Family came from Los Angeles and Oklahoma City. We all “converged” in Columbia at the same motel and attended the two days of ceremonies together. I could go on forever about the challenges we faced to get there and back home. None of that matters.
What matters is that my nephew arrived at Ft. Jackson a great kid. He left Ft. Jackson a fine MAN. He left Ft. Jackson a Soldier in the United States Army.
Without further yammering on my part, I want to tell you about the ceremonies.
FAMILY DAY CEREMONY: Family members were in the stands. A field was before us, and deep pine woods beyond that field. Suddenly, an explosion blew up in the woods. That got our attention! Red, white & blue smoke started billowing up from the woods and drifting onto the field. Out of the woods, out of the smoke, came a Batallion of young people, in perfect formation, marching towards us. We went WILD. It was a total surprise. It was perfectly executed.
I remember my brother and I saying: If I were an enemy of the United States and saw this coming towards me, I would run like hell in the other direction. These are kids. These are kids who have been trained very well.
There was a naturalization ceremony that day. Eleven people from other countries became citizens of the United States of America. I saw young people from around the globe (including China) denounce their birth citizenship, embrace United States citizenship, and pledge loyalty to the United States.
THEN: We got to be with our Soldier on Family Day. Finding him on the field, seeing his face … it was wonderful. He couldn’t leave base, but had free time with us for the day. We had a great time together. Our Soldier talked about his experiences in Basic Training. We caught him up on family news. We laughed a lot. We hugged each other a lot. The stories were flying, both from our Soldier and from us in the family.
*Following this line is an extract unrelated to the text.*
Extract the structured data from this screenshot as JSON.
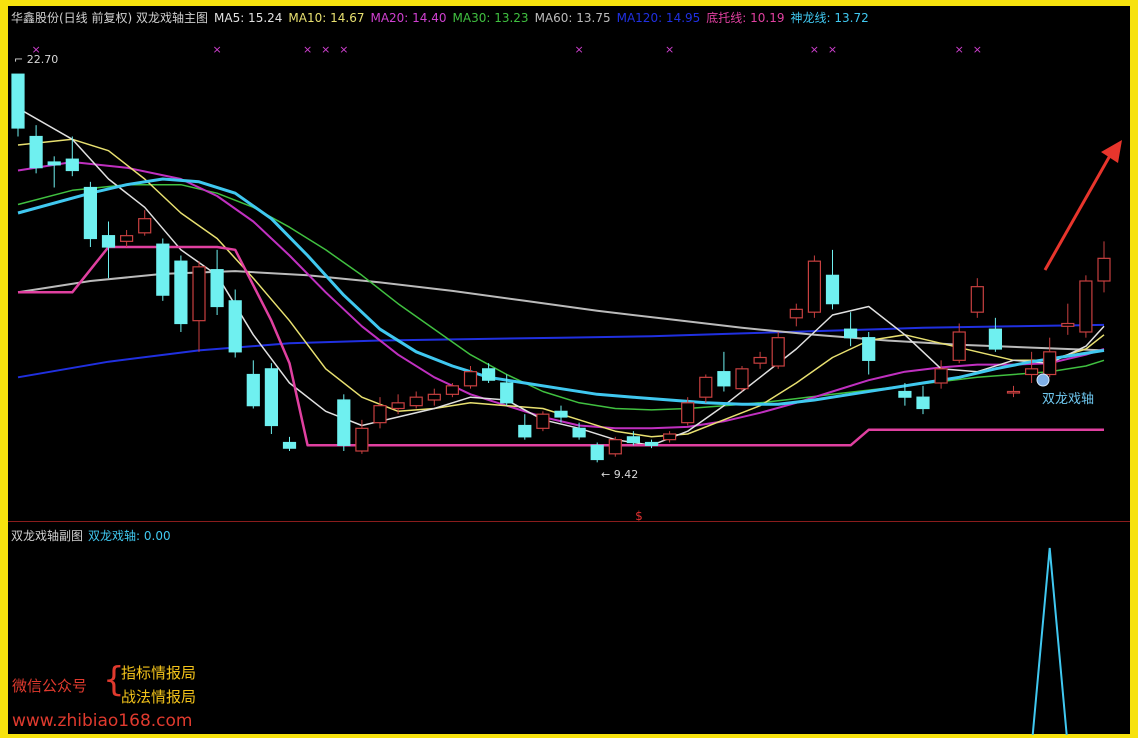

We saw his barracks, drove around the base while he told us what was what. We ate a lot of food. I think his favorite thing (aside from seeing family and showing us around) was being able to shop at the main PX.
HE made sure that we got him back to his barracks on time.
THEN: Graduation Day. Goodness. The grandstands were full. More full than Family Day. Judging from the license plates on the cars, family drove to Ft. Jackson from nearly all of the lower 48 states. This ceremony was more formal. Awards for achievement were given. Speeches were said. The band marched. The Batallion spoke the Soldiers’ Creed:
I am an American Soldier.
I am a Warrior and a member of a team.
I serve the people of the United States and live the Army Values.
I will always place the mission first.
I will never accept defeat.
I will never quit.
I will never leave a fallen comrade.
I am disciplined, physically and mentally tough, trained and proficient in my warrior tasks and drills.
I always maintain my arms, my equipment and myself.
I am an expert and I am a professional.
I stand ready to deploy, engage, and destroy the enemies of the
United States of America in close combat.
I am a guardian of freedom and the American way of life.
I am an American Soldier.
Then we got to sign him out and take him back to our motel room in downtown Columbia. I’ve never seen anyone so happy to put on a t-shirt, sweat pants, and comfortable shoes. I’ve also never seen anyone so happy to eat a good old American burger.
Speaking of burgers: One of the many things he realized during basic combat training was how he used to take for granted the “little” things in life. Seeing or talking with his twin sister any time he wants was high on the list of “little” things he used to take for granted.
The Family Day and Graduation Day ceremonies were both awesome. Don’t know when I’ve had a bigger lump in my throat or cried so much with sheer pride … for my nephew, my country, or the United States Army.
There is strong. Then there is Army strong.
PS: One of the left-wing America haters in the family attended. She left Ft. Jackson fundamentally changed. Hooah!